Correct option is B
Non-parametric tests are statistical methods that do not assume any specific distribution for the data, making them useful for analyzing data that does not meet the assumptions required for parametric tests. Here’s how the options apply:
1. Do not suppose any particular distribution (A):
· Non-parametric tests do not assume that the data follows a particular distribution (such as normal distribution), making them flexible in handling various data types, including those with skewed distributions.
2. Are quick and easy to use (B):
· Non-parametric tests are simple to apply, especially when data is non-normal or when dealing with ordinal or nominal data. They often require less computation than their parametric counterparts.
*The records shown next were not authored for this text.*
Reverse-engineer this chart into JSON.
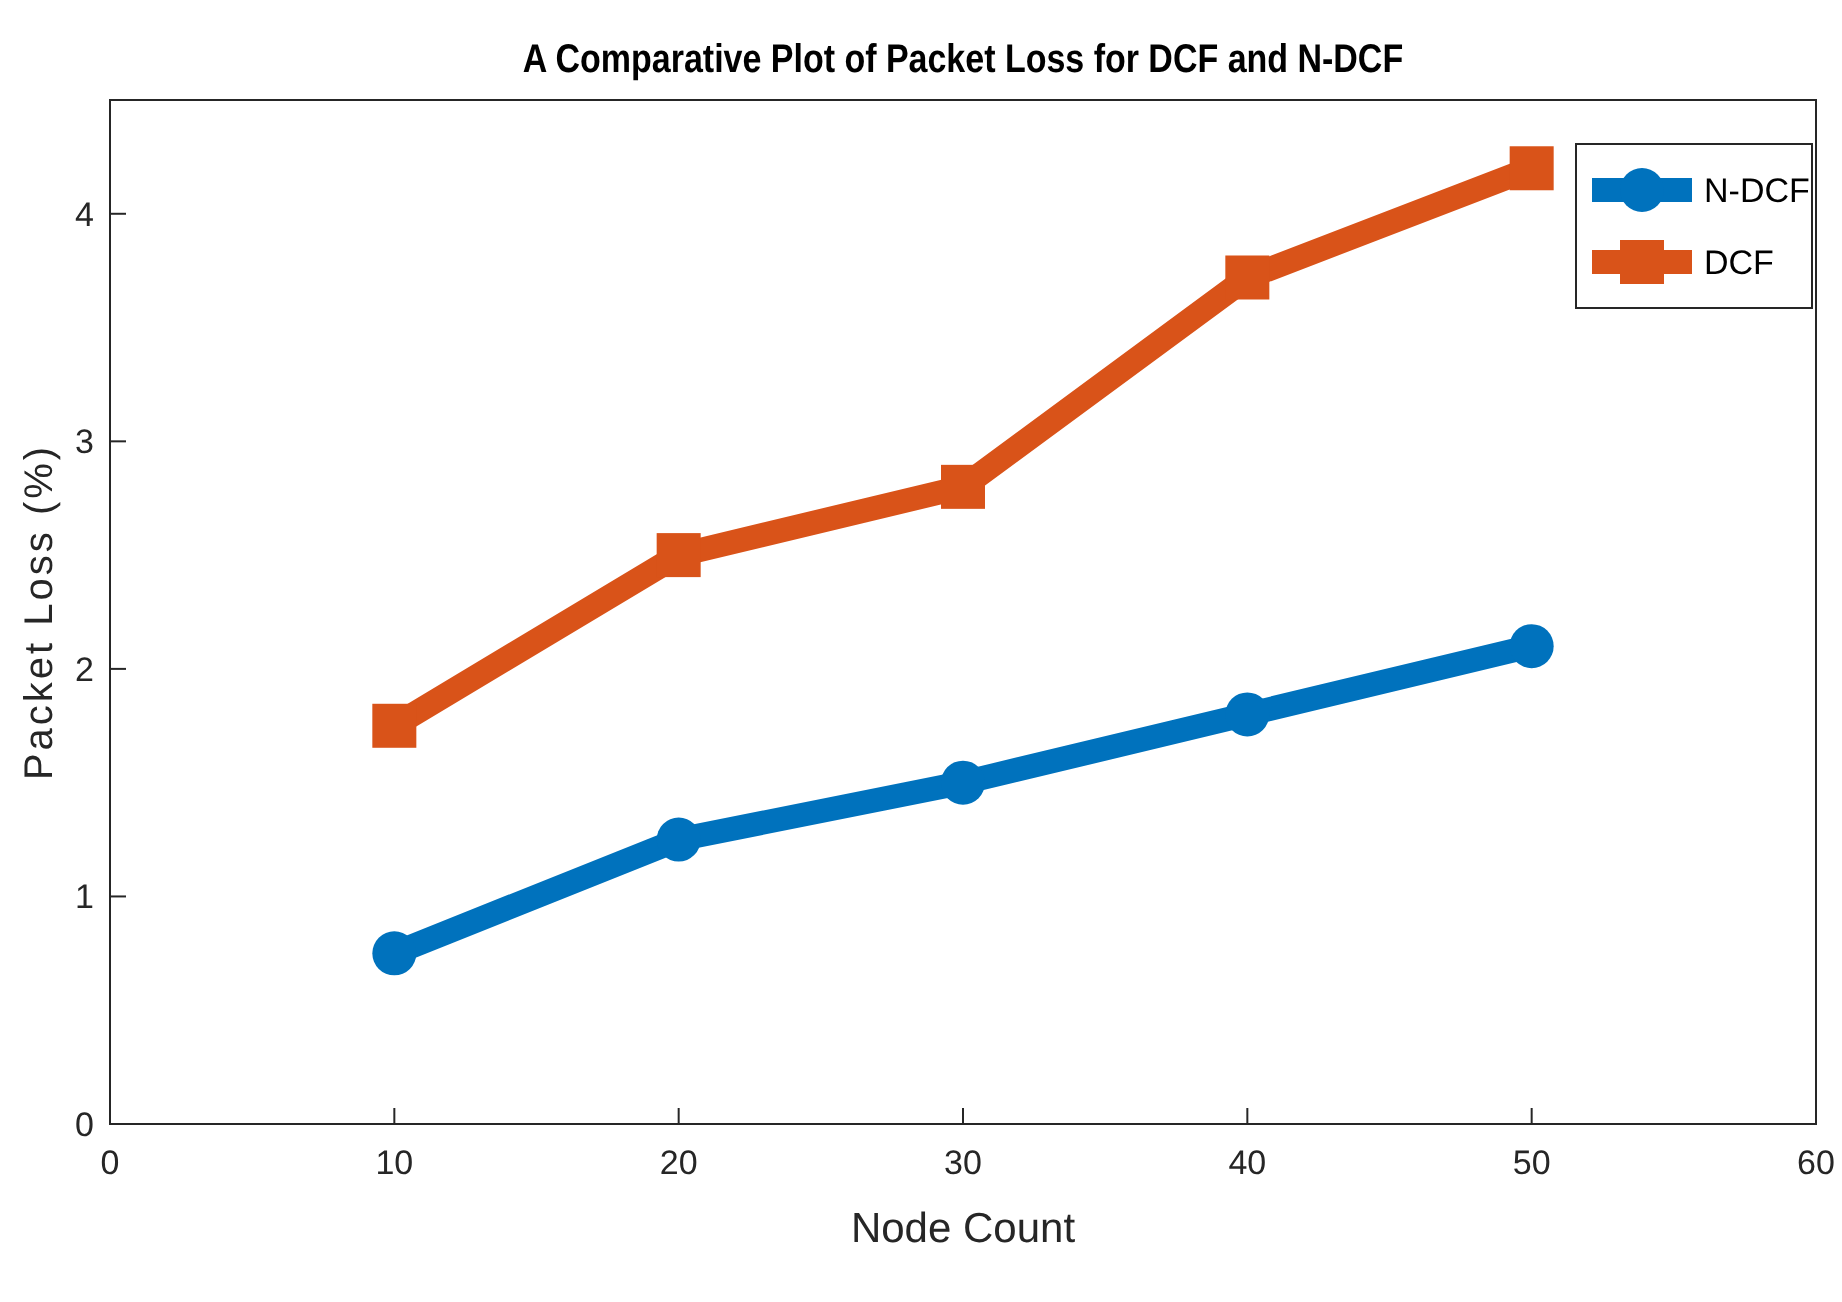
{
  "chart_data": {
    "type": "line",
    "title": "A Comparative Plot of Packet Loss for DCF and N-DCF",
    "xlabel": "Node Count",
    "ylabel": "Packet Loss (%)",
    "x": [
      10,
      20,
      30,
      40,
      50
    ],
    "series": [
      {
        "name": "N-DCF",
        "color": "#0072bd",
        "marker": "circle",
        "values": [
          0.75,
          1.25,
          1.5,
          1.8,
          2.1
        ]
      },
      {
        "name": "DCF",
        "color": "#d95319",
        "marker": "square",
        "values": [
          1.75,
          2.5,
          2.8,
          3.72,
          4.2
        ]
      }
    ],
    "xlim": [
      0,
      60
    ],
    "xticks": [
      0,
      10,
      20,
      30,
      40,
      50,
      60
    ],
    "ylim": [
      0,
      4.5
    ],
    "yticks": [
      0,
      1,
      2,
      3,
      4
    ],
    "grid": false,
    "legend": "top right",
    "line_style": "solid"
  }
}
3. Can be used when measurements are not very accurate (D):
· Non-parametric tests are robust and can be applied even when the measurements are not precise or have errors. They do not rely on exact measurements and are ideal for ranked or approximate data.
Information Booster:
· Common non-parametric tests include the Mann-Whitney U test, Kruskal-Wallis test, Chi-square test, and Wilcoxon signed-rank test. These are widely used when the assumptions for parametric tests (such as normality and homogeneity of variance) are not met.
Additional Knowledge:
· Cannot be applied to nominal and ordinal scales (C) – Incorrect:
· Non-parametric tests are specifically designed for use with nominal and ordinal scales. For example, Chi-square tests are used for nominal data, and Kruskal-Wallis tests for ordinal data.
· Make assumptions about homogeneity of variance (E) – Incorrect:
· Non-parametric tests do not assume homogeneity of variance, which is one of the key assumptions of parametric tests like ANOVA. They are more flexible and do not require equal variances across groups.